If there’s one movie that can get me of the proverbial couch to board the chopper (that is my blog) then it’s Prey. For years, a period centric Predator film has been on the cards, and it’s so surreal that it’s finally here. Does it work? Before I get to my brief thoughts after the jump, have you seen Prey? What did you think of it? Let me know in the comments below.
The Predator franchise has always felt shackled in a perpetual cycle of being one-note. Conceptually, the franchise is about humankind embracing its primal side to combat a creature, who finds our race prey in the grand scheme of things. However, because its origin is rooted in the machismo of an eighties action film, the execution of this premise has never had complete lift off. With its unique emphasis, minimalist approach and patient filmmaking, Prey comes closest to fulfilling the promise of the Predator franchise.

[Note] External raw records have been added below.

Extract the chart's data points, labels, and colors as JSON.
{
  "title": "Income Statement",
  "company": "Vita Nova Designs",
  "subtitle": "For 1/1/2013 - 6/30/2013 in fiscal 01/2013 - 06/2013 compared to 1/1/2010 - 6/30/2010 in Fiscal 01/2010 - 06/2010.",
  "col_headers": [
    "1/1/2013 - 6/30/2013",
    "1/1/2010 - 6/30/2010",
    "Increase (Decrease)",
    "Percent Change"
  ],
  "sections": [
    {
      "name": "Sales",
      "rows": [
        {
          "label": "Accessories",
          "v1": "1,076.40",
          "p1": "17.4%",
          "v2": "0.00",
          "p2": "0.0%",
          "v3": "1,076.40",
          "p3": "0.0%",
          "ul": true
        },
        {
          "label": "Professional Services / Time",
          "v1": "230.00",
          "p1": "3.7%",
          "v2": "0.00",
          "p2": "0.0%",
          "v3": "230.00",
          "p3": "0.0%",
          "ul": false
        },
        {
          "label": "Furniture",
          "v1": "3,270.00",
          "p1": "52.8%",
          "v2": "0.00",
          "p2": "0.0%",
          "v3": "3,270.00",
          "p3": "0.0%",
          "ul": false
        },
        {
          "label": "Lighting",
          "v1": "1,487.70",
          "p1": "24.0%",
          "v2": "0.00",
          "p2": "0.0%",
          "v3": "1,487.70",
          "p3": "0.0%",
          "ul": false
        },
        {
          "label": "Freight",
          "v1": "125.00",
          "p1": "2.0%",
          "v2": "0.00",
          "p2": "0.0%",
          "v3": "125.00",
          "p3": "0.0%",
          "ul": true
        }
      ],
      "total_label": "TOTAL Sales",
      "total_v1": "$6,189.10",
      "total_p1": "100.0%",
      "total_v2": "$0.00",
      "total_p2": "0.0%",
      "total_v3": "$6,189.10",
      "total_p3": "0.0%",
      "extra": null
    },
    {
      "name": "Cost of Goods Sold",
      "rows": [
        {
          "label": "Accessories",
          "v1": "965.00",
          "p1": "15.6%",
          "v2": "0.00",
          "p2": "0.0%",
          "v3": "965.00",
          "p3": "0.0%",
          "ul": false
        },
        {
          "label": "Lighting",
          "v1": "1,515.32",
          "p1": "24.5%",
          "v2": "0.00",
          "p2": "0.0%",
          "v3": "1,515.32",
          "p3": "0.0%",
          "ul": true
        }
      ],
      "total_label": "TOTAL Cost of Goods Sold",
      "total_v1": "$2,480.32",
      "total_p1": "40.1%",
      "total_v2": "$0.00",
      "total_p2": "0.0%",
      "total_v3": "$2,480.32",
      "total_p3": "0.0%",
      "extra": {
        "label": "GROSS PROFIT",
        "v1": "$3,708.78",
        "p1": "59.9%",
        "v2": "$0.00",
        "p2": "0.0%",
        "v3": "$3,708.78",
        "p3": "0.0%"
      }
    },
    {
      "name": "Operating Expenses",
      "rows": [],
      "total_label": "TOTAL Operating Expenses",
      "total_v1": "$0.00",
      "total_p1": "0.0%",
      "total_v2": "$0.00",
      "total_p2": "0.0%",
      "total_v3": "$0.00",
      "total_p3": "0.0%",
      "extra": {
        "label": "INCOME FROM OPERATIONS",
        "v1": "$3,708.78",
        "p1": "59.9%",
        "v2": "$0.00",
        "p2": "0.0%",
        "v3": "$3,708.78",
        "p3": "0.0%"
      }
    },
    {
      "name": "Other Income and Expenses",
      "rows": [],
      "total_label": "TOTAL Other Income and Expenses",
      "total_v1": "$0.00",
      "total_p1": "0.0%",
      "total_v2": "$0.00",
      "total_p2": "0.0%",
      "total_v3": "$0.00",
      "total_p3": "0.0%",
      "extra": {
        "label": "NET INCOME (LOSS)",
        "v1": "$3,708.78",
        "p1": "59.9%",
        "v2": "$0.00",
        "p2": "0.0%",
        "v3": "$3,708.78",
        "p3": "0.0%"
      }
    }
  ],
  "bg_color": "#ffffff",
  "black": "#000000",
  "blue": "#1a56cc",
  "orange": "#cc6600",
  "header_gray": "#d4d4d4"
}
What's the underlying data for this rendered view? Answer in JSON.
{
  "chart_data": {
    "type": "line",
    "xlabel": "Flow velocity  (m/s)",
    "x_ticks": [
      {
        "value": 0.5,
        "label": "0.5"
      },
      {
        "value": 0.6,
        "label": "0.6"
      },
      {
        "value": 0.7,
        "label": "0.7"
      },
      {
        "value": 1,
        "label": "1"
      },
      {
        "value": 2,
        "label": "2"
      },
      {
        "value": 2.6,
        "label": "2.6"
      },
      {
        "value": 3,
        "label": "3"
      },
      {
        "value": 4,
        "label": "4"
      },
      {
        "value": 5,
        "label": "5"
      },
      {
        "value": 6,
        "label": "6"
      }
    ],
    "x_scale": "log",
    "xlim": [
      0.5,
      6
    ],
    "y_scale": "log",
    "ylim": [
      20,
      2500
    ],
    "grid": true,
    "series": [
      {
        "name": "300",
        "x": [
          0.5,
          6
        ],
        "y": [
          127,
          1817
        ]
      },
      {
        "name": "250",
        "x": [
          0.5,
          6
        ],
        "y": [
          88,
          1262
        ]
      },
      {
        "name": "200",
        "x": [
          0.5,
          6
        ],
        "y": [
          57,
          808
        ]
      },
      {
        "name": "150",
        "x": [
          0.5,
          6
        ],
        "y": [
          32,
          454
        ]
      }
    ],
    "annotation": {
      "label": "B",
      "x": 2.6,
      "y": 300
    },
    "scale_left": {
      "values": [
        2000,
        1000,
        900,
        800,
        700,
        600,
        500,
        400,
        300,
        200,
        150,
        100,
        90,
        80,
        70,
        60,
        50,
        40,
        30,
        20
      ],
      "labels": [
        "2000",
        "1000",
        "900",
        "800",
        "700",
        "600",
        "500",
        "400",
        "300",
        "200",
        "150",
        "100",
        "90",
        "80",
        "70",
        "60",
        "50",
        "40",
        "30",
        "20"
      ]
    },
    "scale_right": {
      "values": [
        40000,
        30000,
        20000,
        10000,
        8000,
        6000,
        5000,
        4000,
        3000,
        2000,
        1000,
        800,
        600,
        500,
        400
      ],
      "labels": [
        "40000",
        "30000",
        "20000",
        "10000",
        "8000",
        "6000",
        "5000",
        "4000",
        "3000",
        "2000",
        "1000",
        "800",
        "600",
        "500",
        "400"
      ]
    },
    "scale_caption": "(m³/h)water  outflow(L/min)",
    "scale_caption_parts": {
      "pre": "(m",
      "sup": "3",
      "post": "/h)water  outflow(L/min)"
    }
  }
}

Prey is about a Comanche woman, Naru (Amber Midthunder), who aspires to be a great hunter. However, she’s discouraged by her older brother, who believes she hesitates too much. But when a series of grisly murders start appearing near Naru’s home, the young woman’s curiosity and hunting are put to the test, when she comes face to face with the Predator (Dane DiLiegro).
Despite existing in a franchise that’s prided itself on action, Prey instead plays like an exacting and rich documentary that depicts the Comanche life style and the wider activities of the surrounding wilderness. This quality imbues the already known elements of the franchise with a newfound freshness that feels immediate and terrifying. One example is an early scene where Naru sees the cloaked Predator ship. It’s hidden behind clouds that are swirling in the sky akin to the rhino in the clouds, featured in Roald Dahl’s James and the Giant Peach. This quality of the central creature being given mythical weight is further reinforced when Naru refers to what she saw as a Thunderbird, a creature of legend she heard from childhood stories.
This aspect is coupled with the notion of Naru being a nascent hunter. With this choice, there’s an inherent tension as Naru is challenged in many ways before she faces the Predator. The most memorable being an extended sequence that involves an encounter with a bear. At the same time, there’s some scenes dedicated to placing the central creature in the existing food chain, which seeks to use the nature documentary esque style to establish something we’ve seen in a unique way.
In her performance as Naru, Amber Midthunder is impressive. These are not only in the moments where she holds her own, but also in instances where she hesitates or gives subtle hints of frustration. Likewise, Dane DiLiegro’s precise and dominant physicality make the Predator a formidable presence.
Sarah Schachner’s score prove to be bombastic with its use of percussive elements and experimental with some electronic strings that provide some sharpness for some of the fight sequences. And in his second feature, Dan Trachtenberg shows promise with subtle camera moves, whether it’s a deep focus shot to establish a foreboding atmosphere or a use of 180s degrees shot to create a subdued sense of immersion.